Generate a regular log format, Apache:
Logformat "\"%h\ ",%{%y%m%d%h%m%s}t,%>s,\"%b\ ","%{content-type}o\ ", \"%u\ ", \"%{referer}i\ ", \"%{ User-agent}i\ ""
Import the Access.log file into MySQL
LOAD DATA INFILE '/local/access_log ' into TABLE tbl_namefields TERMINATED by ', ' optionally enclosed by ' ' escaped by ' \ \ ‘
6.1.4. Log import to MongoDB
# RPM-UVH http://dl.fedoraproject.org/pub/epel/6/x86_64/epel-release-6-8.noarch.rpm# Yum Install MongoDB
D-Language Log processing program
Import std.regex;//import std.range;import std.stdio;import std.string;import std.array;void Main () {//Nginxauto R = Regex (' ^ (\s+) (\s+) (\s+) \[(. +) \] "([^"]+) "([0-9]{3}) ([0-9]+)" ([^]]+) "([^"]+) "" ([^ "]+]") X (' ^ (\s+) (\s+) (\s+) \[(. +) \] "([^"]+) "([0-9]{3}) ([0-9]+)" ([^ "]+]" "([^"]+) "'); foreach (line; stdin.byline) {// Writeln (line);//auto m = Match (line, R), foreach (m; Match (line, R)) {//writeln (m.hit); auto C = M.captures;c.popfront ();// Writeln (c);/*sqlauto value = Join (c, "\", \ ""); Auto sql = Format ("INSERT INTO Log" (Remote_addr,unknow,remote_user,time_ local,request,status,body_bytes_sent,http_referer,http_user_agent,http_x_forwarded_for) value (\ "%s\"); ", value); Writeln (SQL); *///mongodbstring Bson = Format ("Db.logging.access.save ({' remote_addr ': '%s ', ' Remote_user ': '%s ', ' time _local ': '%s ', ' request ': '%s ', ' status ': '%s ', ' body_bytes_sent ': '%s ', ' http_referer ': '%s ', ' http_user_agent ': '%s ', ' Http_x_forwarded_for ': '%s '}) ', c[0],c[2],c[3],c[4],c[5],c[6],c[7],c[8],C[9]); Writeln (Bson);}}
Compiling a log handler
DMD MLOG.D
Usage
Cat/var/log/nginx/access.log | Mlog | MONGO 192.169.0.5/logging-uxxx-pxxx
Handling the Journal of a missed press
# Zcat/var/log/nginx/*.access.log-*.gz | /srv/mlog | MONGO 192.168.6.1/logging-uneo-pchen
Real-time capture logs
Tail-f/var/log/nginx/access.log | Mlog | MONGO 192.169.0.5/logging-uxxx-pxxx
6.2. Log Center Scenario
Although the above scheme is simple, but too dependent on the system administrator, need to configure a lot of servers, each application software produces a different log, so it is complex. If there is a failure in the middle, a log will be lost.
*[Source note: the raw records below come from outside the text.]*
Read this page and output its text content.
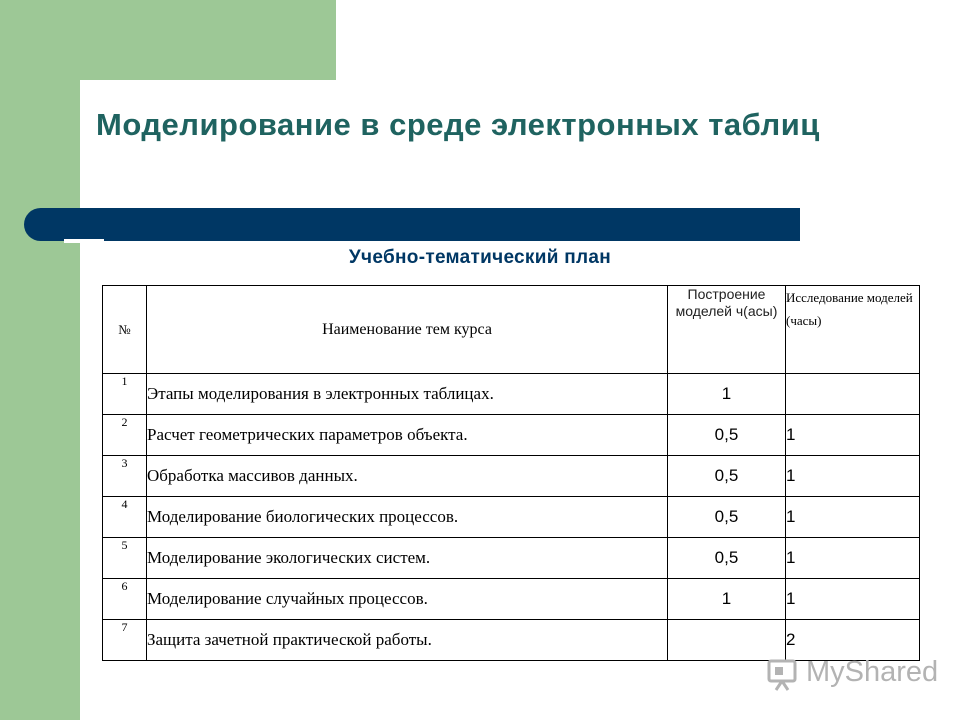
Моделирование в среде электронных таблиц
Учебно-тематический план
№	Наименование тем курса	Построение моделей ч(асы)	Исследование моделей (часы)
1	Этапы моделирования в электронных таблицах.	1	
2	Расчет геометрических параметров объекта.	0,5	1
3	Обработка массивов данных.	0,5	1
4	Моделирование биологических процессов.	0,5	1
5	Моделирование экологических систем.	0,5	1
6	Моделирование случайных процессов.	1	1
7	Защита зачетной практической работы.		2
MyShared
So I went back to the beginning, all the logs are stored on their own server, timed to synchronize them to the log server, so that the log archive is resolved. Remote collection of logs, through the UDP protocol push summary to the log center, so that the real-time log monitoring, crawling and so on real-time requirements of high demand.
For this I wrote a software for two or three days: https://github.com/netkiller/logging
It's not the best scenario, it's just the right scenario for me, and I finished the software development in just two or three days. Later I will expand further and increase the ability of Message Queuing to deliver logs.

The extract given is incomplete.